Wednesday, September 23, 2009

NYTimes.com: Beck: Replacement Refs? A Look Back at 1995

Howard Beck remembers the last time the NBA locked out the refs:
“They need five of these guys to equal one of the regular refs,” Charles Oakley, the former Knicks bruiser, complained in 1995. He described the replacements in one word: “Terrible.”

On the night the regular referees returned, after a 68-day standoff, some players could hardly contain their joy.

“The real refs are back?” the Washington Bullets’ Chris Webber said. “Hallelujah.”
Expect the replacement referees to be inconsistent in different ways and their inconsistency to indicate, perhaps, some ways in which the league wants games officiated differently. Not that the lockout isn't primarily about money and power. Nor that the better replacement refs won't eventually be assimilated:
17 of the N.B.A.’s current referees began as replacements.
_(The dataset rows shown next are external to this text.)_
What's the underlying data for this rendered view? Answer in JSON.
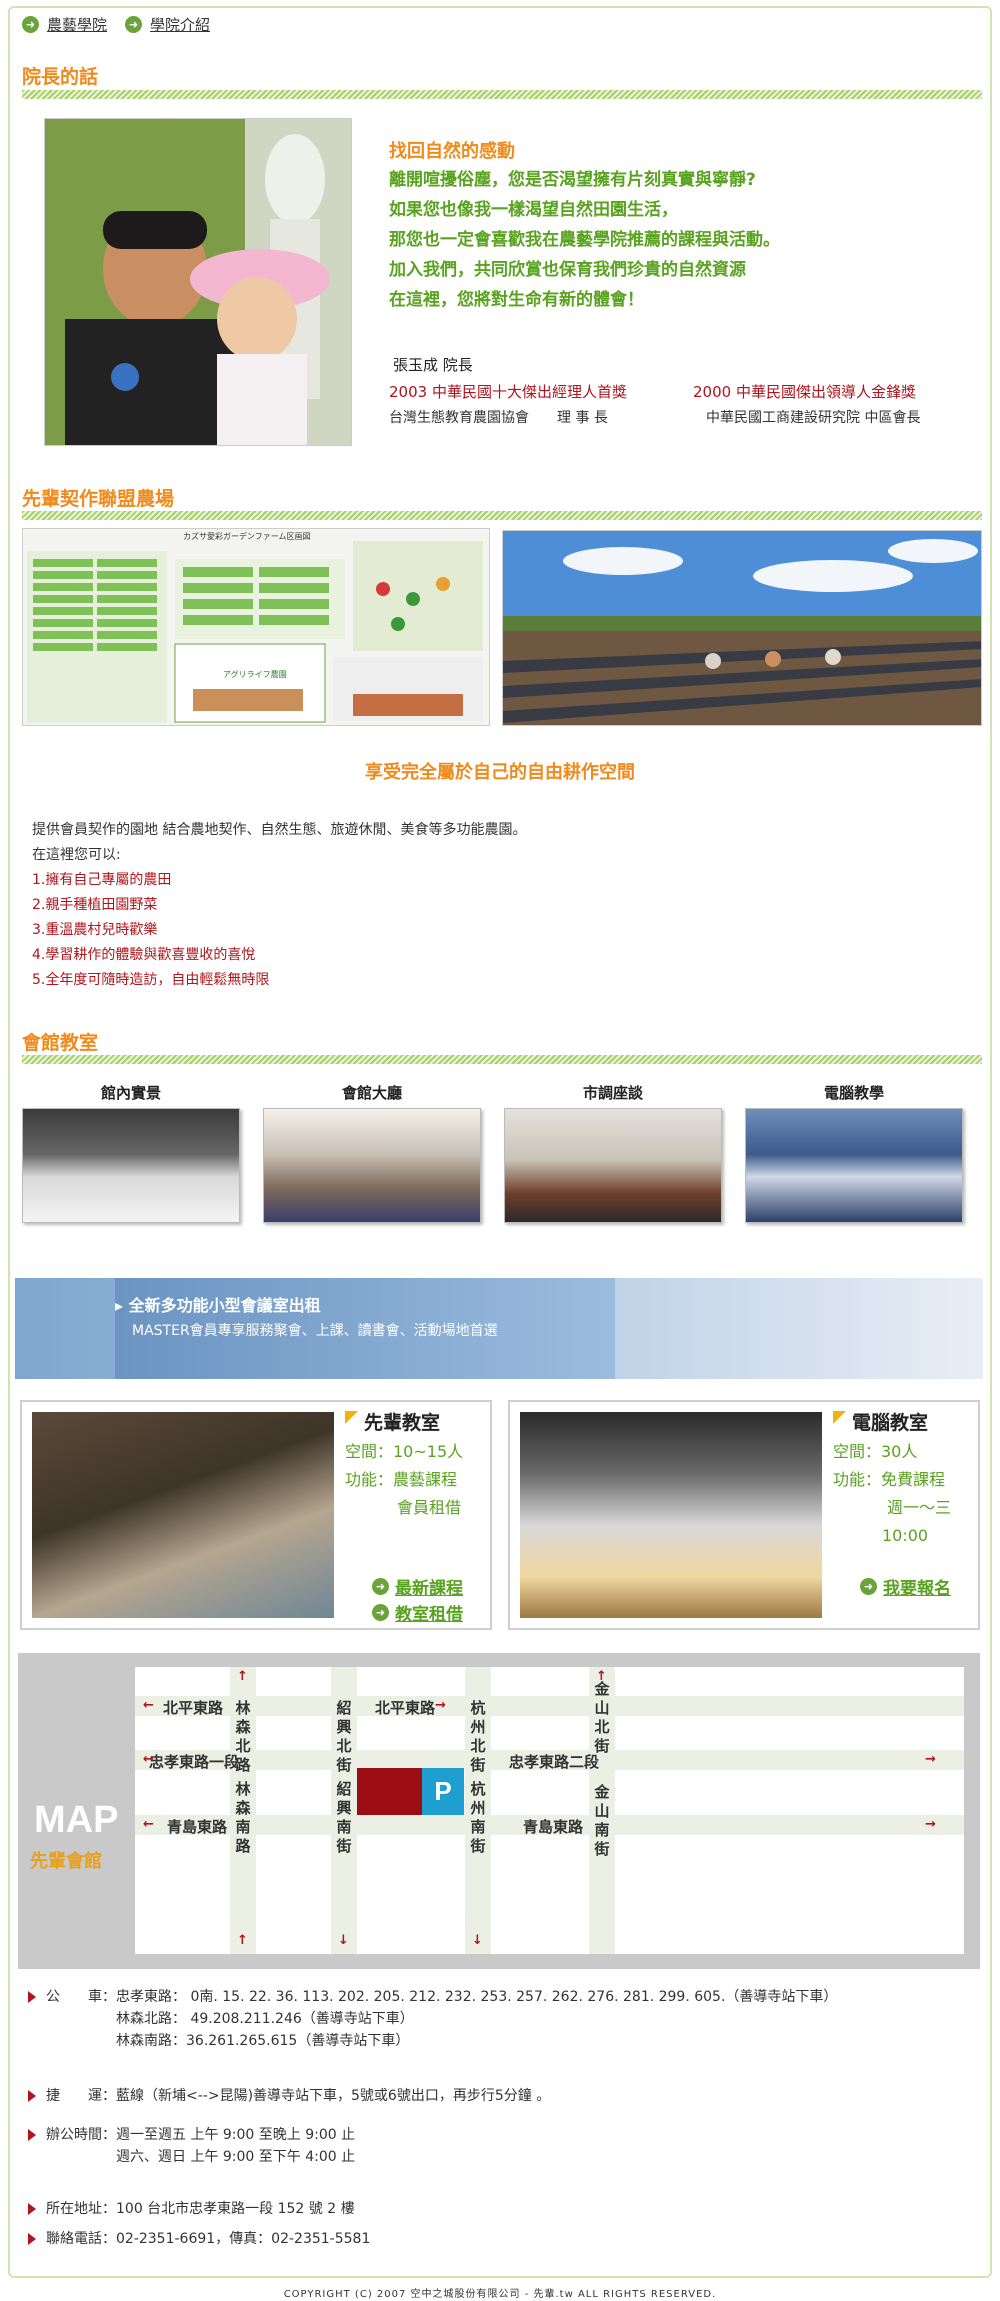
{
  "breadcrumb": {
    "item1": "農藝學院",
    "item2": "學院介紹"
  },
  "principal": {
    "section_title": "院長的話",
    "heading": "找回自然的感動",
    "lines": [
      "離開喧擾俗塵，您是否渴望擁有片刻真實與寧靜?",
      "如果您也像我一樣渴望自然田園生活，",
      "那您也一定會喜歡我在農藝學院推薦的課程與活動。",
      "加入我們，共同欣賞也保育我們珍貴的自然資源",
      "在這裡，您將對生命有新的體會！"
    ],
    "name": "張玉成 院長",
    "award1": "2003 中華民國十大傑出經理人首獎",
    "award2": "2000 中華民國傑出領導人金鋒獎",
    "org1": "台灣生態教育農園協會　　理 事 長",
    "org2": "中華民國工商建設研究院 中區會長"
  },
  "farm": {
    "section_title": "先輩契作聯盟農場",
    "plan_title": "カズサ愛彩ガーデンファーム区画図",
    "plan_logo": "アグリライフ農園",
    "tagline": "享受完全屬於自己的自由耕作空間",
    "intro1": "提供會員契作的園地 結合農地契作、自然生態、旅遊休閒、美食等多功能農園。",
    "intro2": "在這裡您可以:",
    "points": [
      "1.擁有自己專屬的農田",
      "2.親手種植田園野菜",
      "3.重溫農村兒時歡樂",
      "4.學習耕作的體驗與歡喜豐收的喜悅",
      "5.全年度可隨時造訪，自由輕鬆無時限"
    ]
  },
  "hall": {
    "section_title": "會館教室",
    "thumbs": [
      "館內實景",
      "會館大廳",
      "市調座談",
      "電腦教學"
    ],
    "banner_title": "全新多功能小型會議室出租",
    "banner_sub": "MASTER會員專享服務聚會、上課、讀書會、活動場地首選"
  },
  "classroom1": {
    "title": "先輩教室",
    "space": "空間：10~15人",
    "func1": "功能：農藝課程",
    "func2": "會員租借",
    "link1": "最新課程",
    "link2": "教室租借"
  },
  "classroom2": {
    "title": "電腦教室",
    "space": "空間：30人",
    "func1": "功能：免費課程",
    "func2": "週一～三",
    "func3": "10:00",
    "link1": "我要報名"
  },
  "map": {
    "label": "MAP",
    "sublabel": "先輩會館",
    "roads": {
      "beiping1": "北平東路",
      "beiping2": "北平東路",
      "zhongxiao1": "忠孝東路一段",
      "zhongxiao2": "忠孝東路二段",
      "qingdao1": "青島東路",
      "qingdao2": "青島東路",
      "linsen_n": "林森北路",
      "linsen_s": "林森南路",
      "shaoxing_n": "紹興北街",
      "shaoxing_s": "紹興南街",
      "hangzhou_n": "杭州北街",
      "hangzhou_s": "杭州南街",
      "jinshan_n": "金山北街",
      "jinshan_s": "金山南街"
    },
    "parking": "P"
  },
  "info": {
    "bus_label": "公　　車：",
    "bus1": "忠孝東路：  0南. 15. 22. 36. 113. 202. 205. 212. 232. 253. 257. 262. 276. 281. 299. 605.（善導寺站下車）",
    "bus2": "林森北路：  49.208.211.246（善導寺站下車）",
    "bus3": "林森南路：36.261.265.615（善導寺站下車）",
    "mrt_label": "捷　　運：",
    "mrt": "藍線（新埔<-->昆陽)善導寺站下車，5號或6號出口，再步行5分鐘 。",
    "hours_label": "辦公時間：",
    "hours1": "週一至週五  上午 9:00  至晚上 9:00  止",
    "hours2": "週六、週日  上午 9:00  至下午 4:00  止",
    "addr_label": "所在地址：",
    "addr": "100 台北市忠孝東路一段 152 號 2 樓",
    "tel_label": "聯絡電話：",
    "tel": "02-2351-6691，傳真：02-2351-5581"
  },
  "footer": "COPYRIGHT (C) 2007 空中之城股份有限公司 - 先輩.tw ALL RIGHTS RESERVED.",
  "colors": {
    "green": "#5aa321",
    "orange": "#f08a1c",
    "red": "#b0141c",
    "map_block": "#9b0d12",
    "parking": "#1f9fd0"
  }
}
That group that includes some of the league’s most respected referees, as well as some of its most controversial.

Joey Crawford joined the N.B.A. during a strike in 1977. Danny Crawford, Ken Mauer, Eddie F. Rush and Derrick Stafford got their start during a lockout in 1983. Twelve others, including Bill Kennedy and Leon Wood, broke into the N.B.A. during the 1995 lockout.